受付で手続きを済ませてから指定の部屋に足を運んだ二人は、畳敷きの和室を物珍しそうに眺めながら、とりあえず荷物を床に下ろした。
「ふぅ……ここまで来るのに意外と時間かかっちゃったねー。改めて今日は付き合ってくれてありがと、カナタくん。夕食はすぐに運ばれてくるはずだから、それまで適当に座っててよ」
「う、うん。……あ、レイに連絡するの忘れてた。か、彼、僕の帰り遅いとうるさいからなぁ……」
私と一緒にいる時はレイの話をやめてほしい――とは、マナカには言えなかった。
自分の感情に揺り動かされたままでは『コア』との『同化』は遅らせられない。少しでも意思を強く持たなければ、心の内のそれに飲み込まれてしまう。
ミユキは「反抗せず受け入れろ」と言ったが、マナカにはそうするつもりはなかった。確かに全てを委ねれば辛くなくなる。だがその結果、自分の心が失われることが早まっては意味がない。
「あはは、レイ先生、門限には厳しそうだもんね」
「んー、そうなんだよね。じ、自分は遅くまで訓練ばっかしてたくせにね」
スマホを弄りながら何てことない口調で言ってくるカナタ。
胸に手を当てて繕った笑みを浮かべ、マナカは気晴らしに鼻歌を歌いだした。
「……そ、その曲、僕らが連弾した時の……」
「あっ、分かった? あの時すごく楽しかったよね。私とカナタくんが一緒に弾いて、早乙女くんが側で聴いていて……音楽を通じて君に近づけた気がして、嬉しかった。また、弾けるといいなぁ」
「ひ、弾けるよ。また僕の部屋に来れば、いつだって」
また、いつだって。その言葉が少女の胸の中で反響する。
カナタの口ぶりからして、彼はマナカの時間が残りわずかだということに気づいていないのだろう。
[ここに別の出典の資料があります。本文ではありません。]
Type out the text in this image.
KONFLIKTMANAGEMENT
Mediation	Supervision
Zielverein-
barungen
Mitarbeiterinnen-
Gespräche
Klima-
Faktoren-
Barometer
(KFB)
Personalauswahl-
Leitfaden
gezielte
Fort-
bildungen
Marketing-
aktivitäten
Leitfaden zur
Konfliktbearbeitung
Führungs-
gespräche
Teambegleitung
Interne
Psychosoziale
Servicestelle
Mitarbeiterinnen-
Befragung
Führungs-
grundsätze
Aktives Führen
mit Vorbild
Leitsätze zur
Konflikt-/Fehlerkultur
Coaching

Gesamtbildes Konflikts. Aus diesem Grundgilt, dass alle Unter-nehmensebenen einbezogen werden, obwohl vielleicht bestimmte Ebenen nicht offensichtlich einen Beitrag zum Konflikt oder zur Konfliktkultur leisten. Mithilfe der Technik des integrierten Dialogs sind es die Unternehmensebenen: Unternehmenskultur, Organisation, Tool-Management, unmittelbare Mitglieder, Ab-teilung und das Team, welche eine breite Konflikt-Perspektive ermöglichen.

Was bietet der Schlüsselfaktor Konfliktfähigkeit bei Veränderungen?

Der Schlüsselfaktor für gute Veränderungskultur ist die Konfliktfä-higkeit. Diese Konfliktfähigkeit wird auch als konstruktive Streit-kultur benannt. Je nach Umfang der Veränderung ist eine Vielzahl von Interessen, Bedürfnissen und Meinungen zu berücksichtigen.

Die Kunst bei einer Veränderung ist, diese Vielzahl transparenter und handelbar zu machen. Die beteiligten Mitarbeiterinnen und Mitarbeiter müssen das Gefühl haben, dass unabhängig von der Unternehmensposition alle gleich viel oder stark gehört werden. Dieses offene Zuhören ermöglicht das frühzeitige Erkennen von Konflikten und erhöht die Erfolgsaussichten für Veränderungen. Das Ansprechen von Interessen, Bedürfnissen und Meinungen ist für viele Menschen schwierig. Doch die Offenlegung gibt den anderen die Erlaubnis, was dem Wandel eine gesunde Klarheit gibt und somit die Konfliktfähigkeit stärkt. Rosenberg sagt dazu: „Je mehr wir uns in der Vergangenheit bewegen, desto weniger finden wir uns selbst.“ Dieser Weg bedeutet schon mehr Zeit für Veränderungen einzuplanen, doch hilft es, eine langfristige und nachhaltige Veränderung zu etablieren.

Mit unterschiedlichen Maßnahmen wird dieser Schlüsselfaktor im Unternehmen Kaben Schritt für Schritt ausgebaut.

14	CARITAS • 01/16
『同化』が進んでいるとはいえ、最近のマナカは司令の講義があった頃と比べて落ち着いてきている。それは単に進行の「波」が下振れただけでしかないのだが、カナタは好転したと捉えているようだった。
『同化』についてはクラスメイトにも話していない。知っているのはカナタとレイ、ユイだけで、自分から言ったわけではなく、『同化現象』の知識を持つ彼らが勝手に察しただけだ。
「そう、だよね。いつでも……いつだって、一緒に弾けるよね」
広い草原を駆けていくような、大海原へと飛び出していくような、蒼穹を思うがままに翔けていくような、作者未詳のピアノ曲。
その爽やかかつ勇壮なメロディを、二人で口ずさむ。
並べた座布団に座って、肩を預け合って――そうしているうちに、仲居さんが夕食を運びに来た。
「わ、わあ、美味しそう!」
膳の上に乗せられている海鮮定食を眺めてカナタは目を輝かせた。
マグロやサーモン、タコ等の刺身にご飯、汁物、漬物の小鉢、エビや野菜の天ぷらといった滅多に食べられないメニューは垂涎ものだ。
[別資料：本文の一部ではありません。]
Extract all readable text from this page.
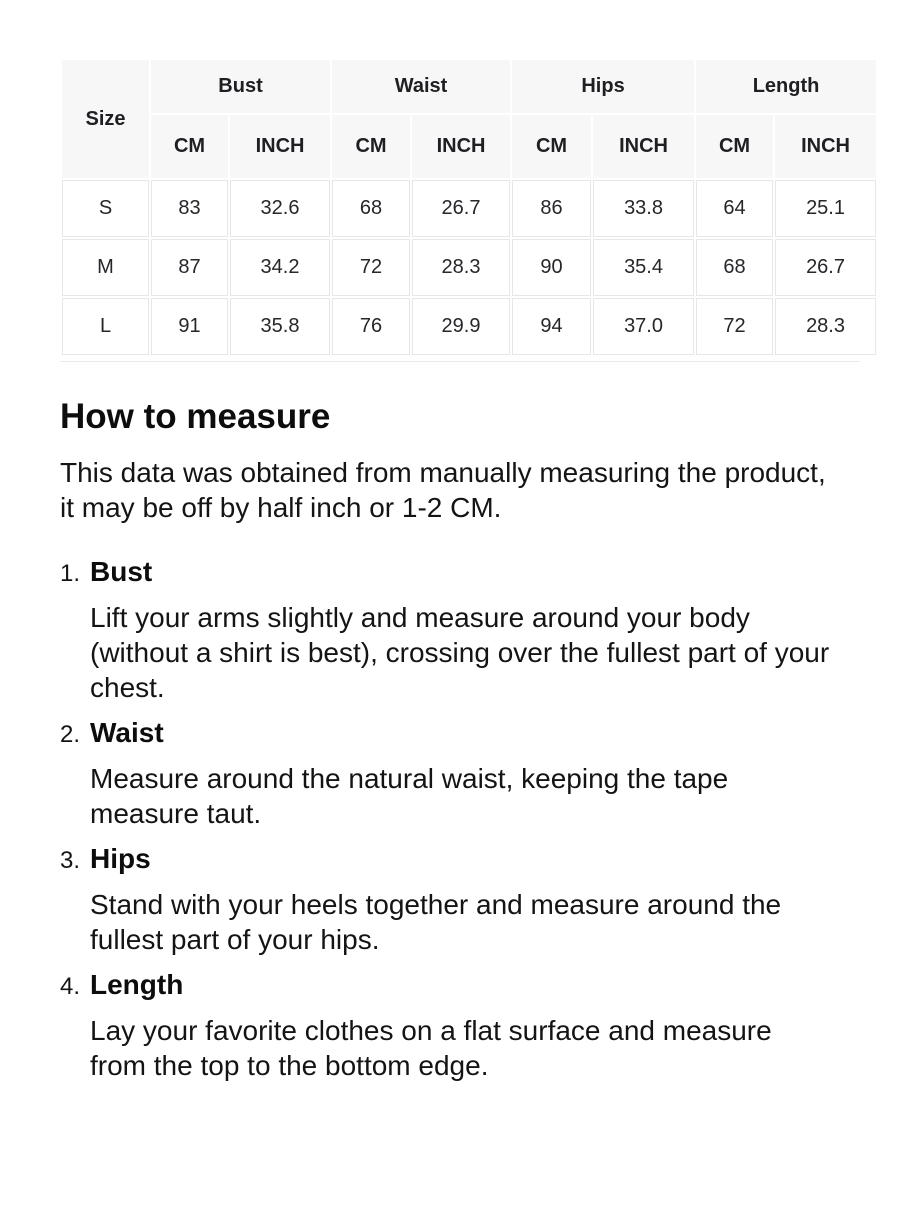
Size	Bust		Waist		Hips		Length	
	CM	INCH	CM	INCH	CM	INCH	CM	INCH
S	83	32.6	68	26.7	86	33.8	64	25.1
M	87	34.2	72	28.3	90	35.4	68	26.7
L	91	35.8	76	29.9	94	37.0	72	28.3
How to measure

This data was obtained from manually measuring the product, it may be off by half inch or 1-2 CM.

1. Bust

Lift your arms slightly and measure around your body (without a shirt is best), crossing over the fullest part of your chest.

2. Waist

Measure around the natural waist, keeping the tape measure taut.

3. Hips

Stand with your heels together and measure around the fullest part of your hips.

4. Length

Lay your favorite clothes on a flat surface and measure from the top to the bottom edge.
こういう海の幸が食べられるのも、『レジスタンス』海軍が領海を守ってくれているからだ。【ガギエル】パイロットの水無瀬ナギ他、兵士たちに感謝しつつ、二人は貴重な料理を食べ始める。
「ぼ、僕、こんなの初めて食べるよ。こ、この白いの何ていうの?」
「それはイカっていって、触手が十本生えてて墨を吐く軟体動物だよー。可食部はその触手で……」
「う、しょ、触手って言われるとなんか食べる気なくすなぁ……」
どうやらカナタは先日の『ベリアル』戦で敵が出した魔手を思い出してしまったらしい。
しくじったかと冷や汗を流すマナカは、どうにか立て直そうと試みる。
「大丈夫、美味しいから! ほらほら食べて食べて!」
「う、うん、いただきま――んぐっ!?」
「あ、よ、よく噛まないと!? え、えっと、とにかく水、水飲んで!」
慌てて食べたせいで喉に詰まらせかけるカナタ。
何とか事なきを得たものの、「これは確実にやらかした……!」とマナカは内心で猛反省した。
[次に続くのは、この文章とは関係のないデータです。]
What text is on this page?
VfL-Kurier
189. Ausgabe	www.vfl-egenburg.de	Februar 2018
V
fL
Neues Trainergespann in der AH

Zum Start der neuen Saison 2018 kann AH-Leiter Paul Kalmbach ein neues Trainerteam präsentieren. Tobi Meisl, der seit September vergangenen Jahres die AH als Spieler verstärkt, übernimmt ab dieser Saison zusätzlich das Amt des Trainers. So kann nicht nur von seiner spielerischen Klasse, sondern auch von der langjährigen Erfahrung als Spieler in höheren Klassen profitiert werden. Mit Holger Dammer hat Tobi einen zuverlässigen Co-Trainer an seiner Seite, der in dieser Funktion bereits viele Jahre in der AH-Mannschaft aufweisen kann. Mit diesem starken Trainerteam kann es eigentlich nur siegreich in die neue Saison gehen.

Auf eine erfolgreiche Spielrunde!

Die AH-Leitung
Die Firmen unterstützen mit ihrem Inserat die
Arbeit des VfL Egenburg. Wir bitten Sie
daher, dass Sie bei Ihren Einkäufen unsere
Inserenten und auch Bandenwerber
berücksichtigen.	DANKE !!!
「ど、どうしたの、マナカさん? ぼ、僕なら大丈夫だから、一緒に食べよ?」
(いい子だっ! ほんっとうにいい子だ……!)
「……? マナカさん?」
目の前にいる男の子がいい人過ぎてマナカは泣けてきた。こんな自分が一緒にいることが申し訳なくなるくらいだった。誇張とか一切なしに本気で彼女はそう思った。
その様子に少年は一層戸惑ってしまうが、彼女の目は変に潤んで見えていない。
「ご、ごめん、何でもないから。ちょっと、目にゴミが……」
「そ、そうだったの。あ、じゃあ目薬貸してあげよっか? 目が傷ついたらケアも必要だしね」
「本当によくできた子だなぁ君は……!」
そんなこんなで二人は夕食を食べ終わった。
そうなると次にやることは一つ、温泉に入るわけだが――覚悟を決めてきたはずなのに、マナカは急に恥ずかしくなってしまう。
「こ、この部屋、備え付けの露天風呂あるんだけど……か、カナタくんさえよければ、一緒に入ってくれると嬉しいな」
空を仰げば夏の星々が一望できる露天風呂。
熱い湯に浸かってうーんと足を伸ばしたマナカは、少し離れたところで肩まで浸かっているカナタをちらりと見た。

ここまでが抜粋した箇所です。